Touchstone 1: Reflecting on Major Approaches to Studying Religions. Instructions
ASSIGNMENT: In this unit, you learned some of the reasons for studying religion. You also learned that religion is universally recognizable, yet difficult to define. A narrow definition of religion that ties it to a belief in and worship of a higher, supernatural power, can exclude religions like Buddhism. On the other hand, definitions of religion that eliminate mention of the otherworldly or divine by equating it simply with “faith” or “belief” yield an understanding that is overly-broad.
Due to the challenges of studying religion, various methodologies have arisen including: phenomenology, theology, historical approaches, comparison, philosophy, and sociology. This Touchstone gives you an opportunity to reflect on these major approaches to studying religion.
In a 400-600 word short essay, you will explain the difficulties involved in defining religion. Then you will select one method for studying religion that you believe to be most thought-provoking, and explain its strengths and weaknesses.
In order to foster learning and growth, all work you submit must be newly written specifically for this course. Any plagiarized or recycled work will result in a Plagiarism Detected alert. Review Touchstones: Academic Integrity Guidelines for more about plagiarism and the Plagiarism Detected alert. For guidance on the use of generative AI technology, review Ethical Standards and Appropriate Use of AI.
A. Assignment Guidelines
DIRECTIONS: Explain, in your own words, two reasons why religion is difficult to define. Review the lessons in Unit 1 as you consider your response. Then, select one method for studying religion that you believe to be most thought-provoking and explain what you believe to be its strengths and weaknesses.
Your short essay should include four parts:
Explain, in your own words, two reasons why religion is difficult to define.
Select one method for studying religion that you believe to be most thought-provoking and summarize the approach in your own words.
Explain a strength of this approach to studying religion.
Explain a weakness of this approach to studying religion.

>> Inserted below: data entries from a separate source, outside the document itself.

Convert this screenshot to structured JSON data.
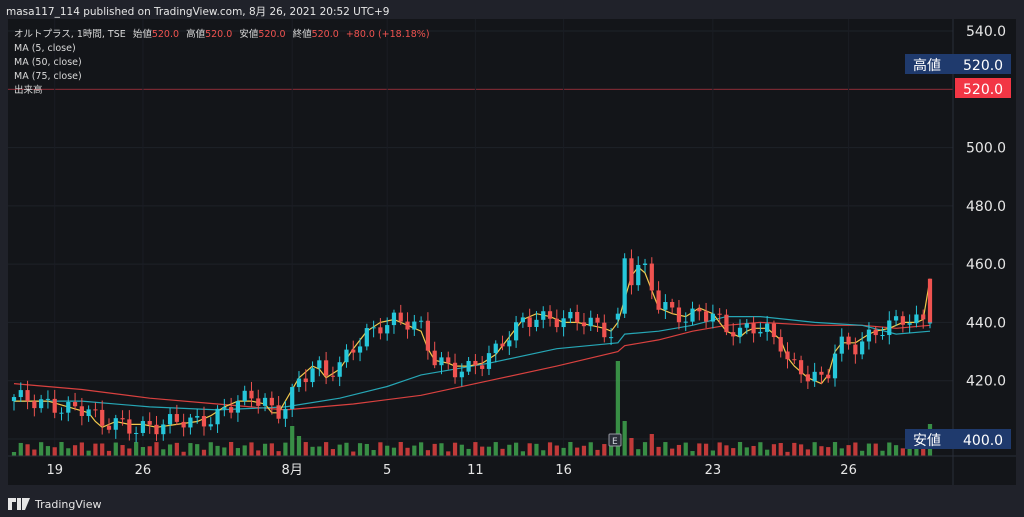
{
  "header": {
    "publish_line": "masa117_114 published on TradingView.com, 8月 26, 2021 20:52 UTC+9"
  },
  "legend": {
    "symbol_line": {
      "symbol": "オルトプラス, 1時間, TSE",
      "open_label": "始値",
      "open_value": "520.0",
      "high_label": "高値",
      "high_value": "520.0",
      "low_label": "安値",
      "low_value": "520.0",
      "close_label": "終値",
      "close_value": "520.0",
      "change": "+80.0 (+18.18%)"
    },
    "indicators": [
      "MA (5, close)",
      "MA (50, close)",
      "MA (75, close)",
      "出来高"
    ]
  },
  "price_scale": {
    "high_badge_label": "高値",
    "high_badge_value": "520.0",
    "last_price_badge": "520.0",
    "low_badge_label": "安値",
    "low_badge_value": "400.0"
  },
  "event_marker": "E",
  "footer": {
    "brand": "TradingView"
  },
  "colors": {
    "background": "#131519",
    "up": "#26c6da",
    "down": "#ef5350",
    "ma5": "#f2c94c",
    "ma50": "#26a6b5",
    "ma75": "#d9413f",
    "vol_up": "#3fa34d",
    "vol_down": "#e0413f",
    "badge": "#1f3a6d",
    "last_price": "#f23645"
  },
  "chart_data": {
    "type": "candlestick",
    "y_axis": {
      "ticks": [
        400,
        420,
        440,
        460,
        480,
        500,
        520,
        540
      ],
      "ylim": [
        398,
        543
      ]
    },
    "x_axis": {
      "tick_labels": [
        "19",
        "26",
        "8月",
        "5",
        "11",
        "16",
        "23",
        "26"
      ]
    },
    "ma_5": [
      [
        0,
        413
      ],
      [
        5,
        413
      ],
      [
        8,
        411
      ],
      [
        11,
        409
      ],
      [
        12,
        406
      ],
      [
        13,
        404
      ],
      [
        15,
        406
      ],
      [
        17,
        405
      ],
      [
        19,
        405
      ],
      [
        21,
        404
      ],
      [
        24,
        405
      ],
      [
        27,
        406
      ],
      [
        29,
        408
      ],
      [
        31,
        411
      ],
      [
        33,
        413
      ],
      [
        35,
        413
      ],
      [
        37,
        412
      ],
      [
        38,
        409
      ],
      [
        39,
        409
      ],
      [
        40,
        413
      ],
      [
        42,
        421
      ],
      [
        44,
        425
      ],
      [
        45,
        424
      ],
      [
        46,
        421
      ],
      [
        48,
        424
      ],
      [
        50,
        431
      ],
      [
        52,
        437
      ],
      [
        54,
        440
      ],
      [
        56,
        441
      ],
      [
        58,
        439
      ],
      [
        60,
        437
      ],
      [
        61,
        431
      ],
      [
        62,
        427
      ],
      [
        64,
        426
      ],
      [
        65,
        425
      ],
      [
        67,
        425
      ],
      [
        69,
        426
      ],
      [
        71,
        429
      ],
      [
        73,
        435
      ],
      [
        75,
        441
      ],
      [
        77,
        443
      ],
      [
        79,
        442
      ],
      [
        81,
        440
      ],
      [
        83,
        440
      ],
      [
        85,
        439
      ],
      [
        87,
        438
      ],
      [
        88,
        437
      ],
      [
        89,
        440
      ],
      [
        90,
        448
      ],
      [
        91,
        456
      ],
      [
        92,
        459
      ],
      [
        93,
        457
      ],
      [
        94,
        451
      ],
      [
        95,
        445
      ],
      [
        97,
        443
      ],
      [
        99,
        442
      ],
      [
        101,
        445
      ],
      [
        103,
        443
      ],
      [
        105,
        437
      ],
      [
        107,
        435
      ],
      [
        108,
        437
      ],
      [
        109,
        438
      ],
      [
        111,
        438
      ],
      [
        113,
        434
      ],
      [
        114,
        428
      ],
      [
        115,
        425
      ],
      [
        117,
        421
      ],
      [
        119,
        419
      ],
      [
        120,
        422
      ],
      [
        121,
        430
      ],
      [
        122,
        433
      ],
      [
        124,
        433
      ],
      [
        126,
        436
      ],
      [
        127,
        437
      ],
      [
        129,
        438
      ],
      [
        131,
        440
      ],
      [
        133,
        440
      ],
      [
        134,
        441
      ],
      [
        135,
        455
      ]
    ],
    "ma_50": [
      [
        0,
        413
      ],
      [
        10,
        413
      ],
      [
        20,
        411
      ],
      [
        30,
        410
      ],
      [
        40,
        411
      ],
      [
        48,
        414
      ],
      [
        55,
        418
      ],
      [
        60,
        422
      ],
      [
        70,
        426
      ],
      [
        80,
        431
      ],
      [
        89,
        433
      ],
      [
        90,
        436
      ],
      [
        95,
        437
      ],
      [
        100,
        439
      ],
      [
        105,
        442
      ],
      [
        110,
        442
      ],
      [
        118,
        440
      ],
      [
        125,
        439
      ],
      [
        130,
        436
      ],
      [
        135,
        437
      ]
    ],
    "ma_75": [
      [
        0,
        419
      ],
      [
        10,
        417
      ],
      [
        20,
        414
      ],
      [
        30,
        412
      ],
      [
        40,
        410
      ],
      [
        50,
        412
      ],
      [
        60,
        415
      ],
      [
        70,
        420
      ],
      [
        80,
        425
      ],
      [
        89,
        430
      ],
      [
        90,
        432
      ],
      [
        95,
        434
      ],
      [
        100,
        437
      ],
      [
        105,
        439
      ],
      [
        110,
        440
      ],
      [
        118,
        439
      ],
      [
        125,
        439
      ],
      [
        130,
        438
      ],
      [
        135,
        439
      ]
    ],
    "volume_spikes": [
      {
        "i": 89,
        "value": 0.95
      },
      {
        "i": 90,
        "value": 0.35
      },
      {
        "i": 41,
        "value": 0.3
      },
      {
        "i": 42,
        "value": 0.2
      },
      {
        "i": 135,
        "value": 0.32
      },
      {
        "i": 94,
        "value": 0.22
      },
      {
        "i": 91,
        "value": 0.18
      }
    ]
  }
}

The methods for studying religion discussed in Unit 1 include:
Philosophy of Religion
Sociology of Religion
As you develop your reflection, be sure to engage with the course material from Unit 1. You will use information from the Sophia tutorials to support your response. When citing material from a tutorial, please include the name of the tutorial and use the following format (using Sophia’s Primal Religions tutorial as an example):
In-text citation: (Primal Religions, n.d.)
Reference: (n.d.). Primal Religions [MOOC]. In Approaches to Studying Religions. Sophia Learning. https://app.sophia.org/spcc/approaches-to-studying-religions–2/unit1/study-guide/7845/primal-religions-2
The following requirements must be met for your submission to be graded:
Composition must be between 400-600 words.
Double-space the composition and use one-inch margins.
Use a readable 12-point font.
All writing must be appropriate for an academic context.
Composition must be original and written for this assignment.
Plagiarism of any kind is strictly prohibited.
Submission must include your name, the name of the course, the date, and the title of your composition.
Include all of the assignment components in a single file.
Acceptable file formats include .doc and .docx.
In-text citations should use this style: (Primal Religions, n.d.)
References should use this style: (n.d.). Primal Religions [MOOC]. In Approaches to Studying Religions. Sophia Learning. https://app.sophia.org/spcc/approaches-to-studying-religions–2/unit1/study-guide/7845/primal-religions-2
Defining religion is challenging for two main reasons. First, there are many diverse religious traditions in the world with varied beliefs, practices and experiences of the sacred or divine. A single definition risks overgeneralizing or leaving some traditions out. Second, the concept of religion itself has evolved over time, so definitions that worked in the past may no longer adequately capture the complexities of religion today.
After reviewing the approaches covered in Unit 1, I believe phenomenology offers valuable insights while also having limitations. Phenomenology aims to understand religion through careful study of religious experiences, texts and practices without prejudging their truth or value (Primal Religions, n.d.). This open and descriptive method can help observers gain nuanced understandings of religious worldviews different from their own. However, phenomenology risks overemphasizing commonalities between religions at the expense of their real differences. It also says little about how religious beliefs and practices intersect with other social and historical factors.
A strength of phenomenology is its focus on understanding religion from the perspective of adherents themselves. By prioritizing descriptive accuracy over judgments, it can reveal aspects of religious life that outsiders may overlook or misunderstand. However, a weakness is that phenomenology may gloss over power dynamics and social contexts that shape religious traditions. For example, it does not directly examine how interpretations of sacred texts vary between religious elites and ordinary believers or change over time (Asad, 1993).
In summary, while phenomenology offers valuable insights, a more comprehensive approach to studying religion may also incorporate historical, sociological and comparative methods to provide deeper contextual understanding. Multiple lenses are needed to gain holistic perspectives on traditions as complex and diverse as the world’s religions.
Asad, T. (1993). Genealogies of religion: Discipline and reasons of power in Christianity and Islam. Johns Hopkins University Press.